The 11-year-old sole survivor of a deadly massacre purportedly perpetrated by her teen brother at their family's sprawling Washington state home said she saw her sibling checking the pulses of their family members after he allegedly shot them to see if they were still alive.
After she was shot in the neck and hand, the surviving victim said she witnessed her 15-year-old brother "leaning over three bodies in the hall, touching their necks or chest to see if they were alive" after he allegedly fired on each of them point blank Oct. 21, court documents obtained by the Lawyer Herald revealed.
The suspect "entered her [the surviving victim's] room again. She closed her eyes and held her breath and pretended to play dead as he stood next to her bed. Eventually, she heard him leave the room and walk upstairs, where he could be heard talking on the phone."

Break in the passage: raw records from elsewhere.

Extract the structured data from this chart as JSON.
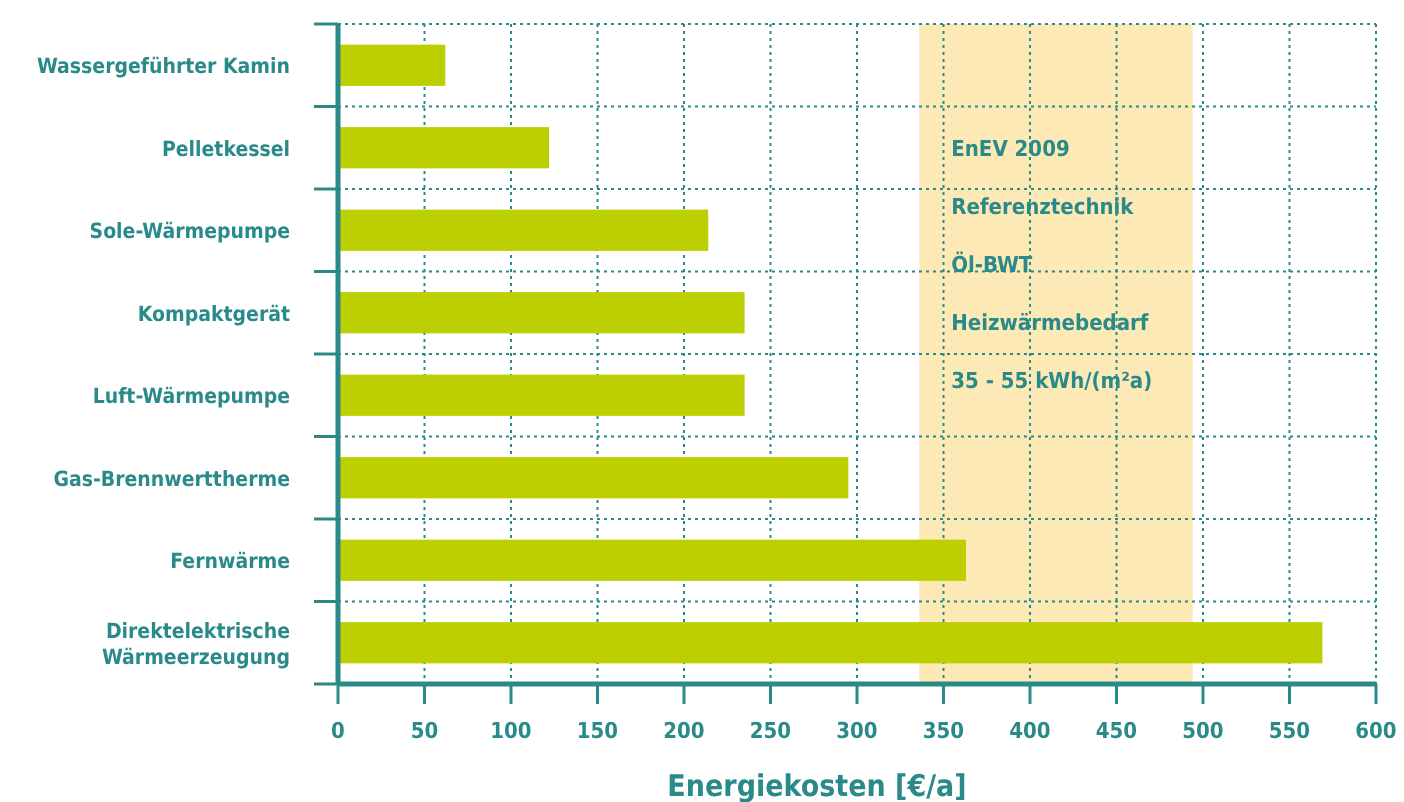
{
  "chart_data": {
    "type": "bar",
    "orientation": "horizontal",
    "xlabel": "Energiekosten [€/a]",
    "categories": [
      "Wassergeführter Kamin",
      "Pelletkessel",
      "Sole-Wärmepumpe",
      "Kompaktgerät",
      "Luft-Wärmepumpe",
      "Gas-Brennwerttherme",
      "Fernwärme",
      "Direktelektrische Wärmeerzeugung"
    ],
    "series": [
      {
        "color": "#bccf00",
        "values": [
          62,
          122,
          214,
          235,
          235,
          295,
          363,
          569
        ]
      }
    ],
    "xlim": [
      0,
      600
    ],
    "xticks": [
      0,
      50,
      100,
      150,
      200,
      250,
      300,
      350,
      400,
      450,
      500,
      550,
      600
    ],
    "bands": [
      {
        "axis": "x",
        "from": 336,
        "to": 494,
        "color": "#fce9b5"
      }
    ],
    "annotations": [
      "EnEV 2009",
      "Referenztechnik",
      "Öl-BWT",
      "Heizwärmebedarf",
      "35 - 55 kWh/(m²a)"
    ],
    "grid": true
  }
}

The girl escaped through a "fire window" in her room and fled to a neighbor's home in her Fall City, Washington neighborhood, where they called 911.
She allegedly told detectives her brother had recently gotten into "a lot of trouble" with their parents, Mark and Sarah Humiston, over his failing school test scores, alluding to a possible motive, the documents read. She alleged she recognized her father's silver Glock handgun before she was allegedly shot and that her brother was the only one of the siblings who had access to the lockbox it was kept in.
The teen suspect purportedly tried to pin the quintuple murders of their parents and siblings on his dead 13-year-old brother, Benjamin Humiston, when he too called 911, pleading for help.
The underage gunman "systematically murdered his mother, father, two brothers, and sister, and attempted to murder his other sister. Humiston (the suspect) then staged the scene prior to the arrival of first responders to make it appear that BDH (Benjamin) had committed the murders and then killed himself. Humiston then further perpetuated the false staging by repeatedly telling the 911 dispatcher that BDH was responsible for killing all their family and then committing suicide," a detective with the King County Sheriff's Office wrote in the filing.
The alleged killer, whose identity has been withheld due to his age, faces five counts of first-degree murder and one count of attempted murder in connection with the grisly incident, according to court records.
"We want the court to know that our client is a 15-year-old boy who enjoys mountain biking and fishing and has no criminal history," his defense attorney, Amy Parker, previously told the court during the suspect's preliminary hearing last month, KING-TV reported.
The two remaining victims were identified as Humiston children, Katheryn, 7, and Joshua, 9, according to the King County Medical Examiner.
Prosecutors are pushing to try the juvenile suspect in adult court.